The Abu Dhabi Government’s decision to revoke housing allowances for employees living outside the emirate continues to boost local rental prices, though, while Dubai’s own rental rates have been posting a 5 to 10 per cent increase on average from Q1.
“For Q2 the markets have been gradually cooling down and sustaining the gains made shortly after the announcement of Dubai’s Expo 2020 win. The market has more or less reached a level of stability driven by the key factors of affordable housing and rents that are fostering parallel growth in small and medium businesses. This equilibrium will enable industry players to evaluate past trends and gear up for more diverse activity in the second half of the year. We expect confidence among global investors to continue to increase as the UAE rolls out new developments that are related to the Expo and the broader national development goals under the Vision 2021 plan,” Masood Al Awar, CEO, TASWEEK Real Estate Development and Marketing, said.

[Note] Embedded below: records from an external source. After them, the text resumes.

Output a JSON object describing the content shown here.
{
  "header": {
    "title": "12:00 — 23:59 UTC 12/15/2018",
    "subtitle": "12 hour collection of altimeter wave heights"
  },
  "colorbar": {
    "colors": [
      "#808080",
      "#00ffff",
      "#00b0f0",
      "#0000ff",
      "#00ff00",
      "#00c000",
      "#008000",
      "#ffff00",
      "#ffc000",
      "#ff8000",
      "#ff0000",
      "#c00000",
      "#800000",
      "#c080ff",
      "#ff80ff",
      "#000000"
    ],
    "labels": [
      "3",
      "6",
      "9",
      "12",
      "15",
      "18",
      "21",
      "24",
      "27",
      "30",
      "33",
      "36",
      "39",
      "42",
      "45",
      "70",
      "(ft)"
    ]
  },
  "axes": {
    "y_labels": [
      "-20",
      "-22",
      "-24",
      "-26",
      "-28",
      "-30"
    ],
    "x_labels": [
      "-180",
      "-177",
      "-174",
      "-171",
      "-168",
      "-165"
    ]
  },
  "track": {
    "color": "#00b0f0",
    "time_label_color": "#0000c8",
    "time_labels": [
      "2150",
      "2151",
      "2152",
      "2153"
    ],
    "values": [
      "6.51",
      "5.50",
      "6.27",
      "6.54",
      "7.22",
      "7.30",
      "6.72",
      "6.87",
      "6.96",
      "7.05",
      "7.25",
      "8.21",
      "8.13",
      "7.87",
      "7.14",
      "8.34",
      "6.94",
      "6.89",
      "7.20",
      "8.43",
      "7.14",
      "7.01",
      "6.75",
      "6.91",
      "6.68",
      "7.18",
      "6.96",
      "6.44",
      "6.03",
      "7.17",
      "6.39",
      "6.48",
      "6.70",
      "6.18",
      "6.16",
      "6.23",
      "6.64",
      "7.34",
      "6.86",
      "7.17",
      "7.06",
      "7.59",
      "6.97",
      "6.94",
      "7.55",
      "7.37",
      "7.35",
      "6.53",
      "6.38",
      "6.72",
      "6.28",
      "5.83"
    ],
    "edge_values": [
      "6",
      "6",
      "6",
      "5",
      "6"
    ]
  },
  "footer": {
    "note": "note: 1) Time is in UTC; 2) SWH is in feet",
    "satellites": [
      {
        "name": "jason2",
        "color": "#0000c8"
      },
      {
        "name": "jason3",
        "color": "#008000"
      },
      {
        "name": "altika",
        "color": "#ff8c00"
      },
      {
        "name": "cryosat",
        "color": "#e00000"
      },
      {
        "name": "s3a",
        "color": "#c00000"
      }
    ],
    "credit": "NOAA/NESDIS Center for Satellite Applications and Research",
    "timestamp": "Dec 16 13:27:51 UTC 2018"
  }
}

The Abu Dhabi Government’s housing allowance policy has led to big gains in rental prices, especially for studio and 1- and 2- bedroom spaces where rent prices have hiked 20 per cent on average from Q1 2014 rates. Office market supply slowed down in Q2, with prices starting to stabilize. The commercial sector still has a long way to go before it recovers prices fully.
Some of the best residential rental deals can be found at the Muroor Road (studio ~ AED 35,000, 1-bedroom ~AED 50,000, 2-bedroom ~AED 75,000), Al Markaziyah (studio ~ AED 40,000, 1-bedroom ~AED 70,000, 2-bedroom ~ AED 80,000), and Al Reef (studio ~ AED 58,000, 1-bedroom ~AED 72,000, 2-bedroom ~ AED 94,000) areas. Al Reem Island offers studios for sale at ~ AED 688,600 and 1-bedroom homes for ~AED 1.072 million, while downtown Al Reef sells studios at ~AED 643,125 and 1-bedroom spaces at AED 913,384. Bigger 2- to 4- bedroom purchase options are available at Al Raha Beach and Hydra Village as well.
As for office leases, the best deals can be found in Muroor Road, Mohamed Bin Zayed City and Al Markaziyah; higher-end leases are available at Al Raha Beach and the Corniche.
Freehold market prices remain generally unchanged from Q1 with a few transactions reported.
Dubai’s real estate market is currently controlling rental price upturns amidst recovering market activity and increasing stability resulting from government actions such as raising registration fees from 2 to 4 per cent and ensuring more transparency through integrated system checks. These actions aim to rein in the market and reduce price speculations.
With its population expected to grow 7 per cent to 3.4 million from 2015 to 2020, Dubai is expected to experience increased demand for real estate during the said period. At present, the best residential rental options can be found at International City (studio ~ AED 39,000, 1-bedroom ~AED 51,000, 2-bedroom ~ AED 72,000), Dubai Silicon Oasis (studio ~ AED 46,000, 1-bedroom ~AED 62,000, 2-bedroom ~ AED 87,000), and Discovery Gardens (studio ~ AED 52,000, 1-bedroom ~AED 70,000).
Good sale prices, on the other hand, can be had at International City (studio ~AED 409,000, 1-bedroom ~AED 568,000, 2-bedroom ~AED 920,000), Dubai Silicon Oasis (studio ~AED 468,000, 1-bedroom ~AED 734,000, 2-bedroom ~ AED 1.204 million), and Dubai Investment Park (studio ~ AED 470,000, 1-bedroom ~AED 782,500, 2-bedroom ~ AED 960,000).
As for office spaces, demand in Dubai continues to be far less than supply although the gap is closer compared to past figures. TASWEEK expects demand to gradually climb over the next two to three quarters parallel to the projected economic growth of the emirate. Rents have generally remained the same through Q2, with Dubai Silicon Oasis and Dubai Investment Park offering the lowest rates per square feet and Dubai Marina and the Dubai International Financial Centre fetching the highest.
Government housing policy continues to have a positive impact on residential rental rates in Abu Dhabi, while Dubai’s property sector is likewise benefitting from regulatory actions taken by both the Dubai Government and the central bank and a solid portfolio of around 744 real estate projects underway collectively worth $123 billion.
“Abu Dhabi and Dubai continue to leverage the strong start of industry this year and will be able to plan for more diverse and dynamic real estate growth as the market settles down. Industry remains on track to log what promises to be its best performance yet in recent years. Moving forward, attention to affordable housing and rental is vital to sustaining momentum beyond 2014. For our part TASWEEK will continue to monitor and share key market movements to ensure that this happens,” Al Awar, added.